Rianne Conijn is a Ph.D. student in Writing Analytics at the Department of Cognitive Science and Artificial Intelligence, Tilburg University, The Netherlands.

Students’ writing is commonly assessed by the final writing product, while ignoring the writing process. However, insight into the writing process could help us to better understand students’ writing, and moreover, improve learning and teaching of writing. Keystroke analysis has been introduced as a promising method to automatically extract information on the writing process. Yet, it is still considered difficult to align keystroke metrics with cognitive writing processes. Therefore, in Conijn’s PhD project she aims to identify 1) what kind of information would be useful to extract from the writing process; 2) how this information can (and cannot) be extracted from keystroke logs; and 3) how this information in turn can be used to feed back to students and teachers. In this talk, Conijn will discuss three studies in particular.

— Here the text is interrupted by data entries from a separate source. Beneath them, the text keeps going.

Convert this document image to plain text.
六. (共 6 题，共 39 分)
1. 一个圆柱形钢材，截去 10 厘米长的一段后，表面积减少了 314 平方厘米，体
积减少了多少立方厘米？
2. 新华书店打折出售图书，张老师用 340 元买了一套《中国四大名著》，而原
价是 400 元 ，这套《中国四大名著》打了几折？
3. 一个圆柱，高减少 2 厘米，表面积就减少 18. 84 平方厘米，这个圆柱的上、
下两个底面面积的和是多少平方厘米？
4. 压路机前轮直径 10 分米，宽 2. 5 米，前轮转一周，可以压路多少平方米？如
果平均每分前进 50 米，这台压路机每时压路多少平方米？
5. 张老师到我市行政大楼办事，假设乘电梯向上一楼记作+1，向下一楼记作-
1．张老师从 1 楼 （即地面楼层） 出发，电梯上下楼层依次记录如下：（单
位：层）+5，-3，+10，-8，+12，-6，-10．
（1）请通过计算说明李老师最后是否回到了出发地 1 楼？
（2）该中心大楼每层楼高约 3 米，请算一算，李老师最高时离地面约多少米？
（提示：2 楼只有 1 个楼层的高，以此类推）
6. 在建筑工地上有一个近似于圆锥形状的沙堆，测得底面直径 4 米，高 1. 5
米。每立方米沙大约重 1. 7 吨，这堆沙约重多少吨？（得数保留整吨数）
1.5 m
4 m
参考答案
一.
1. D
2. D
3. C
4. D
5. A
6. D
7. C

First, she will detail what kind of information undergraduate students, Ph.D. students, teachers, researchers, and teaching support would like to have on their (students’) writing process, based on focus groups conducted. Second, she will discuss how typographic error revisions – although they are only small actions – can have a large impact on keystroke analysis, and how we can distinguish typographic error revisions from other revisions. Lastly, Conijn will discuss my current work on designing a tagset of revisions, to be able to automatically extract a variety of properties from any revision made during the writing process.